The exhibition opens with three cut-up wind turbine blades lying like fallen giants on the floor of Kunsthal Charlottenborg’s grand space. The emptiness of the hall and the spaces between the individual pieces are permeated by an immense, invisible force. Where the blades have been cut, openings appear: wormholes to another dimension, or female openings in the otherwise phallic shape of the blades? Porsager plays with the wind mill as a historic image of the power of the imagination – and as a present-day symbol of sustainable energy, offering assurances that our lives can continue as before as long as our energy is clean.
The works in the exhibition point beyond themselves as art: they could be machines and strange measuring instruments, or cultic objects used for obscure rituals.
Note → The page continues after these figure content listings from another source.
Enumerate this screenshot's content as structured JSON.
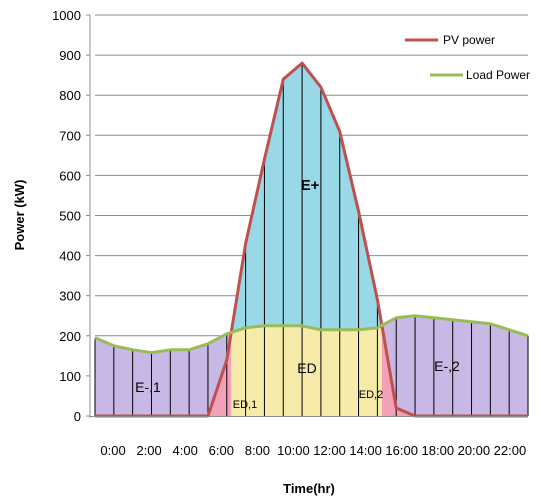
{
  "chart_data": {
    "type": "area",
    "title": "",
    "xlabel": "Time(hr)",
    "ylabel": "Power (kW)",
    "ylim": [
      0,
      1000
    ],
    "yticks": [
      0,
      100,
      200,
      300,
      400,
      500,
      600,
      700,
      800,
      900,
      1000
    ],
    "x_tick_labels": [
      "0:00",
      "2:00",
      "4:00",
      "6:00",
      "8:00",
      "10:00",
      "12:00",
      "14:00",
      "16:00",
      "18:00",
      "20:00",
      "22:00"
    ],
    "x_hours": [
      0,
      1,
      2,
      3,
      4,
      5,
      6,
      7,
      8,
      9,
      10,
      11,
      12,
      13,
      14,
      15,
      16,
      17,
      18,
      19,
      20,
      21,
      22,
      23
    ],
    "series": [
      {
        "name": "PV power",
        "color": "#c0504d",
        "values": [
          0,
          0,
          0,
          0,
          0,
          0,
          0,
          140,
          430,
          640,
          840,
          880,
          820,
          710,
          510,
          290,
          20,
          0,
          0,
          0,
          0,
          0,
          0,
          0
        ]
      },
      {
        "name": "Load Power",
        "color": "#9bbb59",
        "values": [
          195,
          175,
          165,
          158,
          165,
          165,
          180,
          205,
          220,
          225,
          225,
          225,
          215,
          215,
          215,
          220,
          245,
          250,
          245,
          240,
          235,
          230,
          215,
          200
        ]
      }
    ],
    "grid": "horizontal",
    "legend_position": "top-right",
    "region_colors": {
      "deficit": "#c8b8e6",
      "direct": "#f6eba8",
      "surplus": "#99d8e6",
      "pv_only": "#f2a1b9"
    },
    "region_labels": [
      "E-,1",
      "ED,1",
      "ED",
      "E+",
      "ED,2",
      "E-,2"
    ]
  }
}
When Porsager’s works open themselves up to other, alternative or even alien meanings, our imagination is pushed to enter new dimensions. In that sense, the title of the exhibition – STRIPPED – can be understood as a way of kicking old habits, or of unlearning what one previously knew, thereby becoming open to what lies hidden on the other side of humanity’s understanding of ourselves as the centre of the world.
Lea Porsager (b. 1981) is a graduate from the Royal Danish Academy of Fine Arts in Copenhagen and from the Städelschule in Frankfurt am Main in 2010. She has had solo shows at venues such as the Henie Onstad Art Center in Oslo, Kunstverein Göttingen, The Emily Harvey Foundation in New York and The Museum of Contemporary Art in Roskilde. Porsager took part in documenta 13 and the 14th Istanbul Biennale. She is currently working on public art commissions in Denmark, Norway and Sweden. Her land art piece Gravitational Ripples was inaugurated in June 2018 at Djurgården in Stockholm, commemorating the Swedish victims of the tsunami disaster in Southeast Asia in 2004. Porsager holds a PhD from the Malmö Art Academy. She lives and works in Copenhagen.
STRIPPED is curated by Lars Bang Larsen and organised in collaboration with the Moderna Museet in Stockholm. The exhibition is supported by the Augustinus Foundation, the Beckett Foundation, the Knud Højgaard Foundation, the Obel Family Foundation, the Danish Arts Foundation and the William Demant Foundation.
The exhibition is accompanied by a new publication edited by Milena Høgsberg as well as by a series of events, including a talk by American feminist and physicist Karen Barad, who is a great source of inspiration for Porsager’s practice.